When the government decided to turn Project HEART into a unit within the Israeli Ministry of Senior Citizens, it promised to set up a new call center in Israel to continue processing claims filed online and by mail. But the program has yet to be allocated a budget, and it is not clear if it will have a designated staff working on the claims.

HEART’s second phase, which is focused on using the data to reach restitution agreements, proved to be more lengthy and complicated than many survivors had expected. On its website, HEART now explains that “due to the sensitive nature of these ongoing efforts, specific details can only be released once significant progress is made, and decisions by specific countries or companies have been reached.” A similar response was conveyed to survivors inquiring about the status of their claim.
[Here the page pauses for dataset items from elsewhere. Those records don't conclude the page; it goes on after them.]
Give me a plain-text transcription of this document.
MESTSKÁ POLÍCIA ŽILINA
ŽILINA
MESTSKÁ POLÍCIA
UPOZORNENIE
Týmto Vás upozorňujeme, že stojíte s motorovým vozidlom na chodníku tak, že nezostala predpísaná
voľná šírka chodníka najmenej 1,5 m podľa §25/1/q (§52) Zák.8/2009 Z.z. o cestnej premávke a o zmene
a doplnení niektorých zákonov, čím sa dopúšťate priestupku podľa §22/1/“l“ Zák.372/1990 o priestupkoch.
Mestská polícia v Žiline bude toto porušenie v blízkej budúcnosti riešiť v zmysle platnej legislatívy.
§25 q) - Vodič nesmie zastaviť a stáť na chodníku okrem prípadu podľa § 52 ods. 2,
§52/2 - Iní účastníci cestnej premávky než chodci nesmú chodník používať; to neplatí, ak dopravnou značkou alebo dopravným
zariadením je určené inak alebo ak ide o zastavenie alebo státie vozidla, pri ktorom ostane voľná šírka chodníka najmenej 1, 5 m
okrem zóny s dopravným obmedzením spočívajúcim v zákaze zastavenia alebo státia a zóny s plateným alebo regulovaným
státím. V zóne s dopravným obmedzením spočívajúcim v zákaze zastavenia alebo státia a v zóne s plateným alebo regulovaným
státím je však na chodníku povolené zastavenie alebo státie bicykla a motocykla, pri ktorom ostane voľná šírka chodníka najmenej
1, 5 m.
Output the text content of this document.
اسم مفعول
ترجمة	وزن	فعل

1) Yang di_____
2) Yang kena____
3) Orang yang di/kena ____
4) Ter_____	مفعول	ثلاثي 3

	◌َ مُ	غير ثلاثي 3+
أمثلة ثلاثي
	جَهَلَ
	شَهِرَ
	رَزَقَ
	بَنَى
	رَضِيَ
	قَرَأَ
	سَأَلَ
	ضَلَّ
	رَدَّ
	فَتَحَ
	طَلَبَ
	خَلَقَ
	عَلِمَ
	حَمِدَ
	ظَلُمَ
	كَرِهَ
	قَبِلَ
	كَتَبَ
Brown listed his program’s achievements, including taking part in pension negotiations for survivors in Poland, presenting thousands of new claims to the Austrian government, persuading the Croatian government to change its requirement allowing only current citizens to file claims for property, and asking the European Parliament to ensure that Holocaust-era records are not destroyed. “I’m very proud of our accomplishments,” he said.

But despite all the work that has been done, none of the survivors who turned to HEART has received any compensation as of yet. This part of the process, which led thousands to dig into old family files and put together testimonies, turned out to be harder to deliver.

“We never had an intention of taking 200,000 claims and acting as a lawyer for each claimant,” Brown said in a June 30 interview. “Our intention was to go with the lists to each country and tell them, ‘These are your citizens, and justice has not been done to them.’”

The future of HEART remains unclear, as does the reasoning behind its closing. An official involved in restitution work speculated that with most of the data already collected, Project HEART was no longer seen as essential by the Israeli government. The official also noted that when it comes to negotiating restoration agreements with foreign governments, “the field is already crowded,” and therefore other groups involved in the talks, such as the Israeli government, the Claims Conference and smaller organizations were unlikely to make room for HEART’s own negotiations.

Brown has been working on a voluntary basis for the past two months, and it is not clear if he’ll return to take charge of the project under the Ministry of Senior Citizens.

A spokesman for the ministry did not respond to the Forward’s request for comment.